Assessment of Risk of Bias
The overall risk of bias was low for most studies, except that the study by Thome (2006) 16 had a high overall risk of bias for BPD and NDI (Supplemental Table B). In the study by Thome (2006), the mortality in the permissive hypercapnia group was higher than that in the normocapnia group (36% vs. 19%). This can lead to a bias in the rates of BPD and NDI because those who died before the assessment of BPD or NDI could not have these outcomes. Owing to the characteristics of the intervention (targeting PaCO2), care providers were not blinded in any of the included trials. BPD diagnosis that was made without an objective algorithm (e.g., oxygen reduction test) might be influenced by the outcome assessors’ knowledge of the intervention assignment.20 Therefore, the measurement outcome of BPD was considered to be concerning, to some extent, except for that reported in the study by Carlo (2002) 15, which used an algorithm for BPD diagnosis (Supplemental Table B).

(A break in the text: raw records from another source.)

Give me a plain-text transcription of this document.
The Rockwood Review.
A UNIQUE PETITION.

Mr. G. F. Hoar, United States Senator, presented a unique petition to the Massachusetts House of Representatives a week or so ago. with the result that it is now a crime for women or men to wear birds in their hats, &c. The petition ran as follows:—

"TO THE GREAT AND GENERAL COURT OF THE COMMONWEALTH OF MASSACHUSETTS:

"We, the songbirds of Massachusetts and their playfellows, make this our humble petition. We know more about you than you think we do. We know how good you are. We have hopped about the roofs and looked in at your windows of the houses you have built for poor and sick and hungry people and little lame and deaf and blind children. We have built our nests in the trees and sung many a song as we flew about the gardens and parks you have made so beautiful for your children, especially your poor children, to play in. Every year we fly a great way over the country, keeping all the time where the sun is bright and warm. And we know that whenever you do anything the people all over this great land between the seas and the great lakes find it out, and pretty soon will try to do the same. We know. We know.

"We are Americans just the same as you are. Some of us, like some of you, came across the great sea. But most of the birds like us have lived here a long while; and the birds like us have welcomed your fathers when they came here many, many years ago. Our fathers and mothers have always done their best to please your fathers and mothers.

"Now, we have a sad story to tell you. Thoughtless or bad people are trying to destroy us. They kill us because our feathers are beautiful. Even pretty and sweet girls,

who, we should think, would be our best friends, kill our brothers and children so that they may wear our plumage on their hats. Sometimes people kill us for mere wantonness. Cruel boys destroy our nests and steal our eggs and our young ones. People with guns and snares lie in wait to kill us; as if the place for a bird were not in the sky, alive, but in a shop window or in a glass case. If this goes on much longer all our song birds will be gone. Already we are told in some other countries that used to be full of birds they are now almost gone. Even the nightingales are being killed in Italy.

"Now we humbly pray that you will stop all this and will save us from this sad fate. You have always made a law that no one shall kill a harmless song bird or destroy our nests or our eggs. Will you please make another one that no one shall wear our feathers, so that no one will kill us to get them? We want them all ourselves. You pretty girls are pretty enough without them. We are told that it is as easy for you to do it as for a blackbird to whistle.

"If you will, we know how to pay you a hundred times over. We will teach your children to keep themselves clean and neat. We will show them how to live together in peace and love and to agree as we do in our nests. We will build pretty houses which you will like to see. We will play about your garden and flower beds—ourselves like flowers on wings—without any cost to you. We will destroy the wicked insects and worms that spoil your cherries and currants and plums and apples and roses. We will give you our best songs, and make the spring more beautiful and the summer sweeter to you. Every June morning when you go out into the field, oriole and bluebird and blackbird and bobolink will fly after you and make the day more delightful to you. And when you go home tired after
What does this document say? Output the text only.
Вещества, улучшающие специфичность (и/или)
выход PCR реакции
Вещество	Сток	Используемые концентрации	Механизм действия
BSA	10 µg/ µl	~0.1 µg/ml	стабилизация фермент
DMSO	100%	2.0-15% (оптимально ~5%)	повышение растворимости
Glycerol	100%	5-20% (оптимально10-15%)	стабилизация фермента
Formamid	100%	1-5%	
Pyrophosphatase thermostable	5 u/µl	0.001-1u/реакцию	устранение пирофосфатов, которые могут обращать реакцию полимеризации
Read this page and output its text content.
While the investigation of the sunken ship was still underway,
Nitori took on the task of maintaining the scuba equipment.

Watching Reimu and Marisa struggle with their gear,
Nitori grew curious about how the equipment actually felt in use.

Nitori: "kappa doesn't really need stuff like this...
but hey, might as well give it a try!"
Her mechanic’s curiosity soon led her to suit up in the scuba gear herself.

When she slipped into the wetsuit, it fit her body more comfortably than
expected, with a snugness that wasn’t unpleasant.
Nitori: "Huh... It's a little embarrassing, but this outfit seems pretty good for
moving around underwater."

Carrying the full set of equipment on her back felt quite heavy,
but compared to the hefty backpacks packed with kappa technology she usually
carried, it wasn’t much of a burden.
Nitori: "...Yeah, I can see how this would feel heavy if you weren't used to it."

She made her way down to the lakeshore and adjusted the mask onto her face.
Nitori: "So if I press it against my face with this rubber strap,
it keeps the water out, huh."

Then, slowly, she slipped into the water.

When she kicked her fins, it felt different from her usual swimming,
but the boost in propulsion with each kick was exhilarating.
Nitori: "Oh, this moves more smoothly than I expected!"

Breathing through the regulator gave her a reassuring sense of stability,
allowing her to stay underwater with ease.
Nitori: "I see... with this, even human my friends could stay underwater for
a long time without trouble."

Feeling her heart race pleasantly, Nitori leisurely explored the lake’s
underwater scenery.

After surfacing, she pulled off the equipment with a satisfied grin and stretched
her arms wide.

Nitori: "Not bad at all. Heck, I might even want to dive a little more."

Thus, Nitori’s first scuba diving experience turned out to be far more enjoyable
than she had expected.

Of note, the study by Carlo (2002) was terminated early because the infants treated with dexamethasone (another intervention of the RCT with a 2 Ă— 2 factorial design) had high rates of NEC. Because the reason for early termination was not related to the comparison between permissive hypercapnia and normocapnia, we did not consider that it increased the risk of bias. For the cohort study of Hagen (2008) 19, the overall risk of bias was judged to be serious for IVH and NDI owing to concerns about remaining confounding and measurement outcomes (Supplemental Table C).